Avoiding Predatory Lending
Predatory lending has been around for many years, but only recently has it received the kind of attention that it deserves. In New Haven, many homeowners have fallen prey to lending practices that threaten their ability to afford and retain their homes. To avoid confusion, it is important to understand the difference between sub-prime and predatory mortgages.
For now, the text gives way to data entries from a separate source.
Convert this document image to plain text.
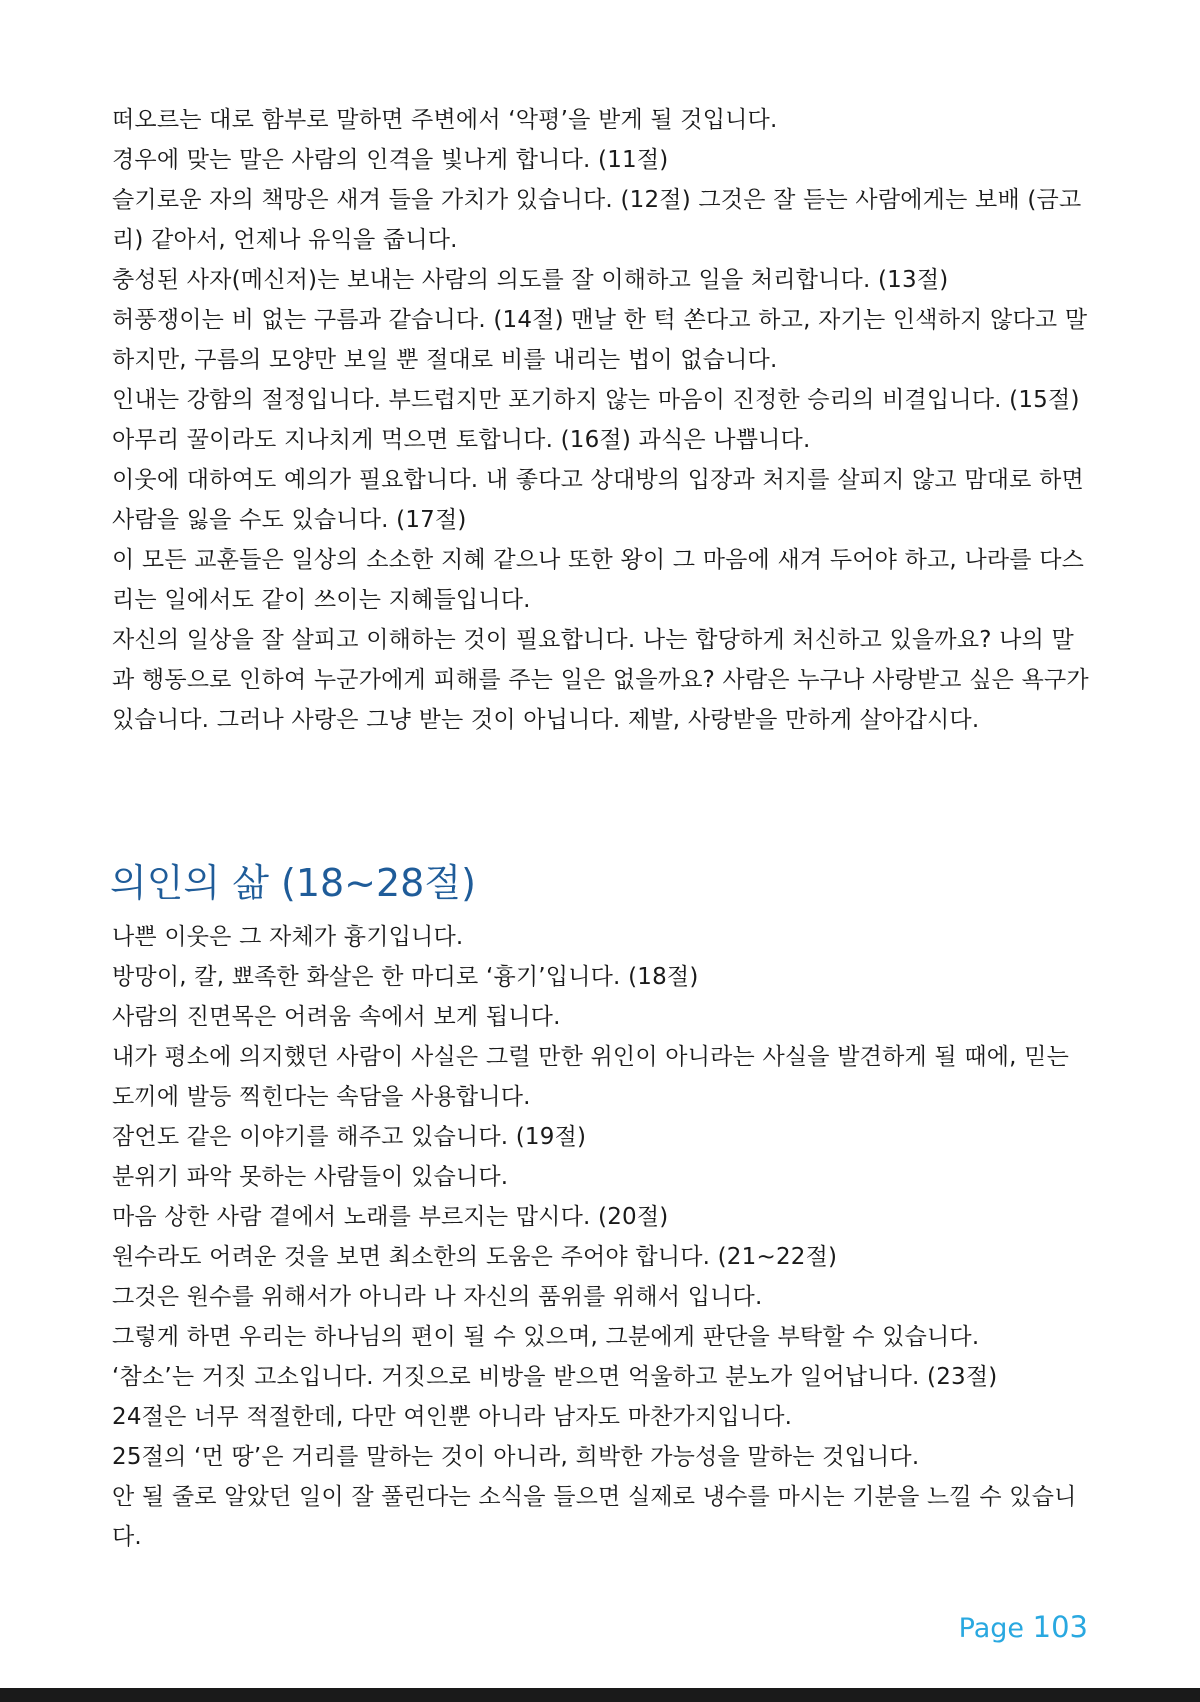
떠오르는 대로 함부로 말하면 주변에서 ‘악평’을 받게 될 것입니다.

경우에 맞는 말은 사람의 인격을 빛나게 합니다. (11절)

슬기로운 자의 책망은 새겨 들을 가치가 있습니다. (12절) 그것은 잘 듣는 사람에게는 보배 (금고리) 같아서, 언제나 유익을 줍니다.

충성된 사자(메신저)는 보내는 사람의 의도를 잘 이해하고 일을 처리합니다. (13절)

허풍쟁이는 비 없는 구름과 같습니다. (14절) 맨날 한 턱 쏜다고 하고, 자기는 인색하지 않다고 말하지만, 구름의 모양만 보일 뿐 절대로 비를 내리는 법이 없습니다.

인내는 강함의 절정입니다. 부드럽지만 포기하지 않는 마음이 진정한 승리의 비결입니다. (15절)

아무리 꿀이라도 지나치게 먹으면 토합니다. (16절) 과식은 나쁩니다.

이웃에 대하여도 예의가 필요합니다. 내 좋다고 상대방의 입장과 처지를 살피지 않고 맘대로 하면 사람을 잃을 수도 있습니다. (17절)

이 모든 교훈들은 일상의 소소한 지혜 같으나 또한 왕이 그 마음에 새겨 두어야 하고, 나라를 다스리는 일에서도 같이 쓰이는 지혜들입니다.

자신의 일상을 잘 살피고 이해하는 것이 필요합니다. 나는 합당하게 처신하고 있을까요? 나의 말과 행동으로 인하여 누군가에게 피해를 주는 일은 없을까요? 사람은 누구나 사랑받고 싶은 욕구가 있습니다. 그러나 사랑은 그냥 받는 것이 아닙니다. 제발, 사랑받을 만하게 살아갑시다.

의인의 삶 (18~28절)

나쁜 이웃은 그 자체가 흉기입니다.

방망이, 칼, 뾰족한 화살은 한 마디로 ‘흉기’입니다. (18절)

사람의 진면목은 어려움 속에서 보게 됩니다.

내가 평소에 의지했던 사람이 사실은 그럴 만한 위인이 아니라는 사실을 발견하게 될 때에, 믿는 도끼에 발등 찍힌다는 속담을 사용합니다.

잠언도 같은 이야기를 해주고 있습니다. (19절)

분위기 파악 못하는 사람들이 있습니다.

마음 상한 사람 곁에서 노래를 부르지는 맙시다. (20절)

원수라도 어려운 것을 보면 최소한의 도움은 주어야 합니다. (21~22절)

그것은 원수를 위해서가 아니라 나 자신의 품위를 위해서 입니다.

그렇게 하면 우리는 하나님의 편이 될 수 있으며, 그분에게 판단을 부탁할 수 있습니다.

‘참소’는 거짓 고소입니다. 거짓으로 비방을 받으면 억울하고 분노가 일어납니다. (23절)

24절은 너무 적절한데, 다만 여인뿐 아니라 남자도 마찬가지입니다.

25절의 ‘먼 땅’은 거리를 말하는 것이 아니라, 희박한 가능성을 말하는 것입니다.

안 될 줄로 알았던 일이 잘 풀린다는 소식을 들으면 실제로 냉수를 마시는 기분을 느낄 수 있습니다.

Page 103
Sub-prime mortgages are loans made to borrowers with less than “A” credit—that is, to borrowers who have had some (possibly minor) credit problems. Interest rates are generally higher than on “prime” loans. Predatory mortgages are loans with terms, conditions, and fees that literally prey on a homeowner’s equity or income. Predatory loans have exorbitant interest rates, expensive origination fees, and pre-payment penalties that make it difficult for borrowers to pay off their loans early. In addition, most predatory loans have adjustable interest rates that cause monthly payments to increase dramatically when the interest rate resets. Rising delinquency and foreclosure rates are directly tied to the abusive lending practices that underlie predatory lending.
Homebuyers may be tempted by predatory loans when they are unable to obtain conventional financing, and existing homeowners may be lured into a predatory loan when offered a “cash-out” refinance. Proper homebuyer education and counseling is essential if we are to help our prospective homebuyers and existing homeowners to obtain good mortgages from reputable lenders.